With a deadline looming, it appears that Sprint was either unable or unwilling to get rid of its Nextel iDEN assets, which had been precluded from iPCS' territory.

Sprint Nextel has settled its legal dispute with its wireless affiliate iPCS by striking a deal to acquire the company in a transaction valued at around $831 million.

Sprint announced Monday that it plans to buy iPCS for $24 a share, a 34 percent premium to its Friday closing price of $17.88, which means the company will be spending about $426 million in cash. Sprint also agreed to assume $405 million of debt, bringing the total price tag to $831 million.

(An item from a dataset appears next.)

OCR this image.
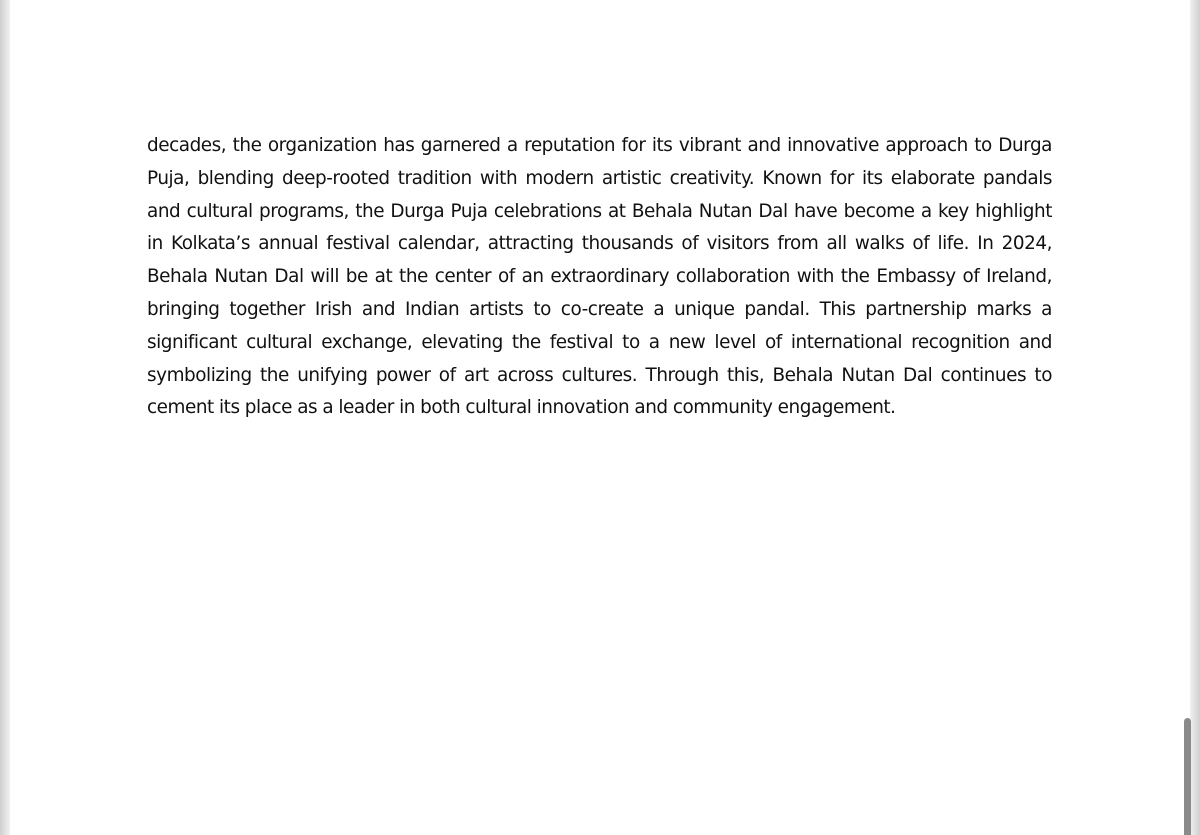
decades, the organization has garnered a reputation for its vibrant and innovative approach to Durga Puja, blending deep-rooted tradition with modern artistic creativity. Known for its elaborate pandals and cultural programs, the Durga Puja celebrations at Behala Nutan Dal have become a key highlight in Kolkata’s annual festival calendar, attracting thousands of visitors from all walks of life. In 2024, Behala Nutan Dal will be at the center of an extraordinary collaboration with the Embassy of Ireland, bringing together Irish and Indian artists to co-create a unique pandal. This partnership marks a significant cultural exchange, elevating the festival to a new level of international recognition and symbolizing the unifying power of art across cultures. Through this, Behala Nutan Dal continues to cement its place as a leader in both cultural innovation and community engagement.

The deal is expected to close in late 2009 or early 2010. And once it is completed, the companies plan to suspend litigation.

The original agreement between Sprint and iPCS precluded Sprint from operating a competing wireless service in its territory. When the company bought Nextel in 2005, it violated this agreement, iPCS has argued.

The courts have sided with iPCS on this issue. Last year, the Supreme Court of Illinois upheld a lower court's ruling that Sprint must stop owning, operating, and managing its Nextel iDEN network in Sprint affiliate iPCS's territory.

Sprint was given 360 days to divest itself of the iDEN assets in that territory or strike some kind of deal with iPCS. Given that Nextel is the only operator that has used the iDEN wireless technology in the U.S., divesting these assets appeared unlikely.

As the deadline looms, it appears that Sprint was either unable or unwilling to get rid of its Nextel iDEN assets in this area and has instead decided to strike a deal with the company.

Once the merger is completed, Sprint said that it will no longer have to divest its iDEN network in the iPCS markets.

Sprint's merger with Nextel has been blamed for many of the problems facing the wireless operator today. One if its main problems has been a steady loss of valuable wireless subscribers. Since its new CEO Dan Hesse came on board nearly two years ago, the company has worked to improve its network and customer service. It's also been trying to repair its damaged reputation.

But even Hesse has admitted that customer perceptions do not change overnight.

Sprint said the iPCS transaction is valued at 6.4 times estimated 2010 adjusted earnings before income, taxes and depreciation. The company forecasts $30 million of annual cost savings and expects the deal to add to free cash flow in 2010.